Brokerage Jefferies said in a note MMG was highly exposed to Peru, given the importance of the Las Bambas mine.
"Peru tax/royalty increases could therefore be an issue, depending on the outcome of the upcoming presidential runoff," it said.
Chinalco inked a tax stability deal through 2028 with Peru, the data showed. The company's Toromocho mine produces 200 000 t/y of copper concentrates.
Future projects may also be impacted.
Mining giant Anglo American and partner Mitsubishi signed a tax stability deal through 2037 for their soon-to-be completed $5.3 billion Quellaveco copper mine set to come online in 2022 with 330 000 t of copper production.
The firms did not immediately comment for this story.
A win by Castillo, who is neck-in-neck in polls with business-friendly conservative Keiko Fujimori, would send political risk soaring in the region.
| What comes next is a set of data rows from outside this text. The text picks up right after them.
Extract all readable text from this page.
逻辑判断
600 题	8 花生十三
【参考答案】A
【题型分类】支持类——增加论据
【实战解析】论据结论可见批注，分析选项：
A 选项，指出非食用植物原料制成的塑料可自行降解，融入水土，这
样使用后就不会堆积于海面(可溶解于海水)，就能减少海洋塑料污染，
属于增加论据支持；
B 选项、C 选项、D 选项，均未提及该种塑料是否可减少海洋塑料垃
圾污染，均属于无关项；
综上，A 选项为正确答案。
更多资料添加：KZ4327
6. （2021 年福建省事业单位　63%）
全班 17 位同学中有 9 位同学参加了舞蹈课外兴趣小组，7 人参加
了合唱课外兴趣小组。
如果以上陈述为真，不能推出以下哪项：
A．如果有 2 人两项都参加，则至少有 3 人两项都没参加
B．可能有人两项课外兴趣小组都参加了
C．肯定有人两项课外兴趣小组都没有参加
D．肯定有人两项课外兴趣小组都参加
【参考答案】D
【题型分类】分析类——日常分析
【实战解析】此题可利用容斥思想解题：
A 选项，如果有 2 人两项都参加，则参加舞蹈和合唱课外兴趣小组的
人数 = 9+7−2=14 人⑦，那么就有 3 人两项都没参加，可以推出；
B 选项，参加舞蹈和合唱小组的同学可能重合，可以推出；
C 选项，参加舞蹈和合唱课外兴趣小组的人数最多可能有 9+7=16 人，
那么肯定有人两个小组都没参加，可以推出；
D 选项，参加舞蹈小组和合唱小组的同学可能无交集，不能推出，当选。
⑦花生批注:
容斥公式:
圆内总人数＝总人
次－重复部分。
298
Top copper producer Chile is also debating whether to hike royalties on miners and has begun a process to overhaul its constitution.
That uncertainty is supporting global copper prices, which have hit record highs as Chinese demand bounces back, while a rapid push towards electric vehicles should boost appetite for copper in years ahead.
Several other miners in Peru could face fresh talks with Peru's government if Castillo wins on Sunday, the data shows.
The Constancia copper mine, operated by Canada's Hudbay Minerals, holds a tax deal set to expire in 2031.